The previous work has been recognized through: BSc Thesis Extraordinary Award 1992; UPM Extraordinary PhD Award 2001/2002; 2004 Award for Research or Technological Development for Professors of the UPM; 2002 “SIDAR-Universal Access” Award; finalist of the 2009 “best paper award” of the IEEE Engineering in Medicine and Biology Conference; 2010 and 2018 best research paper award of the Spanish Excellence network on speech technology; finalist of the “2012 Best Demo award” of the Spanish Excellence network on speech technology; “2015 Entrepreneur award” of the IEEE Spain with the startup IngeVox, 2008. Moreover, he has been appointed Fulbright Scholar, senior member of the IEEE, ELLIS member, and honorary professor at National University of Colombia.
November 12th
Andreas Stolcke, Uniphore, USA.
Title of the talk: Large Language Models for Speech Processing
Abstract:
The talk will summarize various lines of work that aim to leverage the knowledge encoded in LLMs for speech recognition and related tasks. One approach is to for LLMs to postprocess ASR outputs, either to rerank or edit (correct) hypotheses. We show that this is possible even without fine-tuning LLMs for this task, via instruction prompting and in-context learning.
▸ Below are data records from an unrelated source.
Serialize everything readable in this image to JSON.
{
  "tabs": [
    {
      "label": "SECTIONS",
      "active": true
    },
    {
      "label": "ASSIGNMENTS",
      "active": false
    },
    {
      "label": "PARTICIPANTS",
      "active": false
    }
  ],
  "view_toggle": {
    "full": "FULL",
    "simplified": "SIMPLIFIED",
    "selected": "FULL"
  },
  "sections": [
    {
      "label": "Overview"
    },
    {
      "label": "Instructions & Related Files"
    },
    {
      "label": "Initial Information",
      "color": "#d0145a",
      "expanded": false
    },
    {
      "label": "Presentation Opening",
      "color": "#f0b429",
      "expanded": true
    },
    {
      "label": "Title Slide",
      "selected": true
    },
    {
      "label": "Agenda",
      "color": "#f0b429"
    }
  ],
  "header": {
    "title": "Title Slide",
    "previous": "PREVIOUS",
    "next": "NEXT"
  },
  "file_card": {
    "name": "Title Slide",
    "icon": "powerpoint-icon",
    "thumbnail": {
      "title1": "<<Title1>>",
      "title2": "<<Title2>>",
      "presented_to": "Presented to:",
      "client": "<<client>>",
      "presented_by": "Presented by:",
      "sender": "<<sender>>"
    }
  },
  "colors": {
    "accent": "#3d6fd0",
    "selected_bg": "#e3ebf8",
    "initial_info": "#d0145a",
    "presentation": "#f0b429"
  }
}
Another line of work is to augment LLMs originally trained on text with acoustic information to make them pay attention to cues that are unique to speech and conversation, also leveraging pretrained acoustic embedding models. This yields multimodal models that process speech as more than transduced text, while still leveraging the long-span language “understanding” capabilities LLMs are known for. In one case, we show that LLMs can use acoustic information to model utterance sentiment to improve word prediction. In another, we are able to use LLMs to predict where in a conversations one should take the turn, back-channel, or continue listening.
Finally, I will show that while LLMs are powerful, they are still limited and far from having common sense or general intelligence, so enthusiasm about them should be tempered.
Bio: Andreas Stolcke is a distinguished scientist at Uniphore. He obtained his PhD from UC Berkeley and then worked as a researcher/scientist at SRI International, Microsoft, and Amazon. His research interests include computational linguistics, language modeling, speech recognition, speaker recognition and diarization (keeping track of multiple speakers), and paralinguistics (e.g., sentiment and emotion recognition), with over 300 papers and patents in these areas. His open-source SRI Language Modeling Toolkit is widely used in academia. For over 30 years, Andreas has a strong track record inventing novel algorithms for speech and language processing. He is a Fellow of the IEEE, the International Speech Communication Association, and the Asia-Pacific Artificial Intelligence Association.